- Theatrical Poster
- Directed by: Roger Cantin
- Produced by: Rock Demers Chantal Lafleur
- Starring: Julien Adam Carl Alacchi Manuel Aranguiz Claude Aubin
- Cinematography: Philippe Lavalette
- Edited by: Roger Cantin
- Music by: Ned Bouhalassa
- Production company: Les Productions La Fête
- Distributed by: K Films Amérique
- Release date: August 2009 (Montreal);
- Running time: 90 minutes
- Country: Canada
- Languages: English French

= A Cargo to Africa =

A Cargo to Africa (Un cargo pour l'Afrique) is a 2009 Canadian film directed by Roger Cantin.

== Plot ==
Returning to Canada after a 20-year exile in Africa, where he dedicated himself to humanitarian work, Norbert, a former revolutionary, longs to go home.

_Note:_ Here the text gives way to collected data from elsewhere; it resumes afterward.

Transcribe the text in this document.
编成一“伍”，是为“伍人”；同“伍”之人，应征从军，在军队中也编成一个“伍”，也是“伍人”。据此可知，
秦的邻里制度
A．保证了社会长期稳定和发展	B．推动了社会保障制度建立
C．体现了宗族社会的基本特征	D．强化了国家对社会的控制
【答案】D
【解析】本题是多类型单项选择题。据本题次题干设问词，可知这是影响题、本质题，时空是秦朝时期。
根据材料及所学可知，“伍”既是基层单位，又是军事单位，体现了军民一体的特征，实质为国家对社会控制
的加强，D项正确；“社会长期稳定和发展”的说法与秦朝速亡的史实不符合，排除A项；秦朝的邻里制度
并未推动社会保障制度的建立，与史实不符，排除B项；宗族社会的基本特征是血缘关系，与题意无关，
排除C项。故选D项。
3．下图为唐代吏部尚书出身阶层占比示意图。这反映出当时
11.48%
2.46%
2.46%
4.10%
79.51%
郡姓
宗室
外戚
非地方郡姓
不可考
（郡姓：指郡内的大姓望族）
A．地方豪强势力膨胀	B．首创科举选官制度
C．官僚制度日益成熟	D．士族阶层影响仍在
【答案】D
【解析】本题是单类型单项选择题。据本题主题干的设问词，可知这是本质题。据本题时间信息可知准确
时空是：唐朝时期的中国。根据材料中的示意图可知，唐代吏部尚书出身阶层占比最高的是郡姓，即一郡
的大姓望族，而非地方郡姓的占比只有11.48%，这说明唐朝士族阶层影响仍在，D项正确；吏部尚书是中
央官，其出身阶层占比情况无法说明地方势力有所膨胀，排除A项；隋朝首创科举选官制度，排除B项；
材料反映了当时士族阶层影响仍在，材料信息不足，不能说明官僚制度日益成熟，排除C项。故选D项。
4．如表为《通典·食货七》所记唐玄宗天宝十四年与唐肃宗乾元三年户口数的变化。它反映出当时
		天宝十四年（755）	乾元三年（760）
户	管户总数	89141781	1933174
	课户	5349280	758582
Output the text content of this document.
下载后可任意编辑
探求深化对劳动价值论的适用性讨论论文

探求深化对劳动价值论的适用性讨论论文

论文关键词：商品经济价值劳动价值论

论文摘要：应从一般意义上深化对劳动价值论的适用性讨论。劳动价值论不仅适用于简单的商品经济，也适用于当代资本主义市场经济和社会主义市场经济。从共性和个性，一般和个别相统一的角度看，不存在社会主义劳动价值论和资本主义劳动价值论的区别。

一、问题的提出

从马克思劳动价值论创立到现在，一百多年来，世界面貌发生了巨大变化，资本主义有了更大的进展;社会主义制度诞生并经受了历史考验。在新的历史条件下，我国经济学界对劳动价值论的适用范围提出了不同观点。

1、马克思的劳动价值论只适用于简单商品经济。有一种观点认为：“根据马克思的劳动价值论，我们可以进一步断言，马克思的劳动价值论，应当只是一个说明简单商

Caught in the Canadian bureaucratic system, he considers stowing away on a cargo ship. Before leaving, he meets a young boy, Christophe, a juvenile delinquent who insists on finding a home for Trotsky, the capuchin monkey Norbert is forced to abandon before boarding the ship. Christophe convinces Norbert to take Trotsky to the zoo and drop him off at his mother's house near Quebec City, where Norbert will have to catch the cargo ship that has left without him.